When properly auscultating the heart, both the diaphragm and bell are used.  By positioning your instrument on the right space found between the second and third ribs, you will be able to hear blood flowing through the aortic valve. This is next to the sternum.

To listen to sounds from the pulmonary valve, move the stethoscope to the left side of the sternum. This will be in the second interspace. If you want to listen to the tricuspid valve, move the instrument down to the lower left part of the sternum.

However, you will be able to hear the mitral valve at the apex of the heart. This is often found at the fifth intercostal space. This is approximately 6cm from the sternum’s border. Abnormalities can be detected and sound radiations should also be noted, especially in cases where there are heart murmurs.

Using a Stethoscope to Listen to Lungs

We all have felt the shock when a cold stethoscope diaphragm is placed on our bare skin during a physical. The somewhat cold shock is part of how the physician is able to listen to the lungs. To be able to hear the lungs, the diaphragm is placed at the front and the pack parts of the thorax. Since breath sounds are high pitched, they will not be heard effectively by the bell.

Using a Stethoscope for Blood Pressure

The “old fashion” way of screening blood pressure is done by placing the bell lightly under the lower end of the sphygmomanometer cuff. Make sure you use the bell because low frequency sounds will be generated like the Korotkoff sounds.

You need the right stethoscope for blood pressure for this exercise.

Using a Stethoscope to Listen to Bowel Sounds

Stethoscopes are used on the abdomen so that they can detect intestinal mobility, signs of obstruction and other problems. When listening to the abdomen, you’ll first need to divide it into imaginary quarters. Don’t percuss or palpate the abdomen until after you have auscultated it.

Percussion and palpations can alter the original sounds produced by the bowel through muscle tensing. Begin the process (abdominal auscultation) by placing the diaphragm on the right lower quadrat. Work your way in a clockwise manner to the other three sections of the imaginary quadrat. Continue by trailing the path of the large intestine. Normoactive bowels will produce gurgling sounds which will occur at a rate of around 5 to 34 per minute.

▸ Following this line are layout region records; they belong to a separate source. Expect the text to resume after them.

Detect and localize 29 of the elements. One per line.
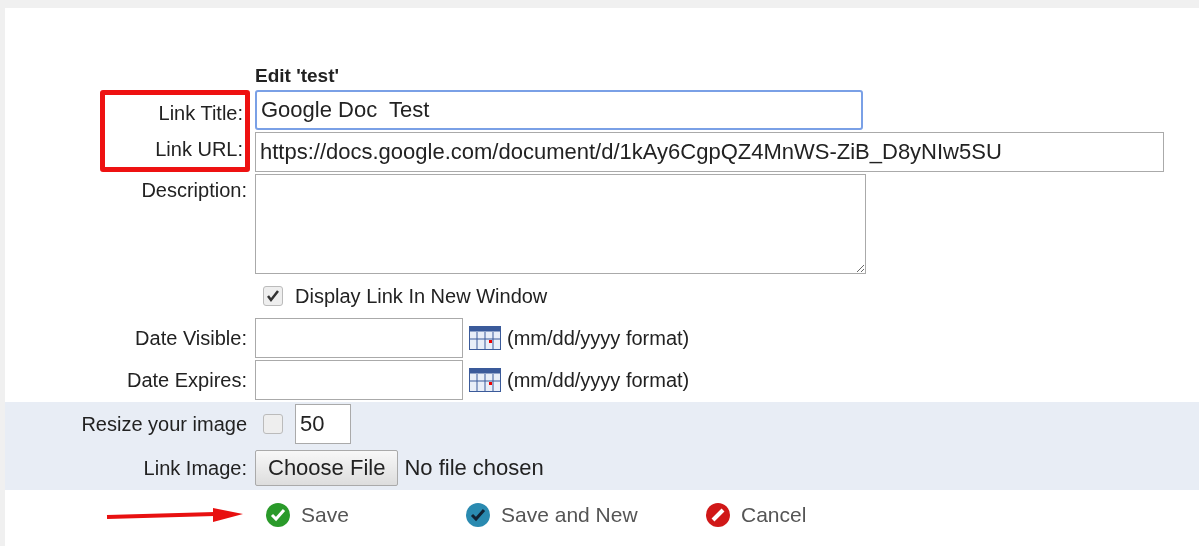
format-hint: (mm/dd/yyyy format) [507,326,690,350]
format-hint: (mm/dd/yyyy format) [507,368,690,392]
link-url-field[interactable]: https://docs.google.com/document/d/1kAy6CgpQZ4MnWS-ZiB_D8yNIw5SU [255,132,1164,172]
no-entry-icon [705,502,731,528]
field-label: Description: [140,178,248,203]
cancel-link[interactable]: Cancel [705,502,905,528]
field-label: Link URL: [155,137,244,162]
file-status: No file chosen [404,455,544,481]
calendar-icon[interactable] [469,368,501,392]
field-label: Resize your image [80,412,248,437]
date-field[interactable] [255,318,463,358]
checkbox-label: Display Link In New Window [295,284,548,308]
resize-field[interactable]: 50 [295,404,351,444]
choose-file-button[interactable]: Choose File [255,450,399,486]
field-label: Date Visible: [134,326,248,351]
field-label: Link Image: [142,456,248,481]
save-link[interactable]: Save [265,502,455,528]
date-field[interactable] [255,360,463,400]
check-icon [265,502,291,528]
link-title-field[interactable]: Google Doc Test [255,90,863,130]
checkbox[interactable] [263,286,283,306]
save-link[interactable]: Save and New [465,502,695,528]
checkbox[interactable] [263,414,283,434]
field-label: Link Title: [158,101,244,126]
form-heading: Edit 'test' [255,64,340,88]
check-icon [465,502,491,528]
calendar-icon[interactable] [469,326,501,350]
field-label: Date Expires: [125,368,248,393]
description-field[interactable] [255,174,866,274]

How to Store a Stethoscope

When the stethoscope is not in use, ensure that it is protected from damage and other elements that can affect how it functions. You should store the stethoscope in a good quality case.

The following are tips you can use for its safekeeping.

  • Store it from extreme temperatures (whether hot or cold) because the tubing can easily crack or get damaged after extended periods of exposure.
  • Avoid storing your stethoscope in your pocket, handbag and other areas where dust, lint, dirt or other materials can enter and get logged in the ear pieces.
  • Don’t expose your stethoscope to oils or solvents since they can also damage the tubing or get into the ear pieces which will otherwise damage or obstruct the instrument.

You should also clean your stethoscope regularly using isopropyl alcohol, soap and water. You do not want bacteria growing on it because it can be dangerous for both you and your patients.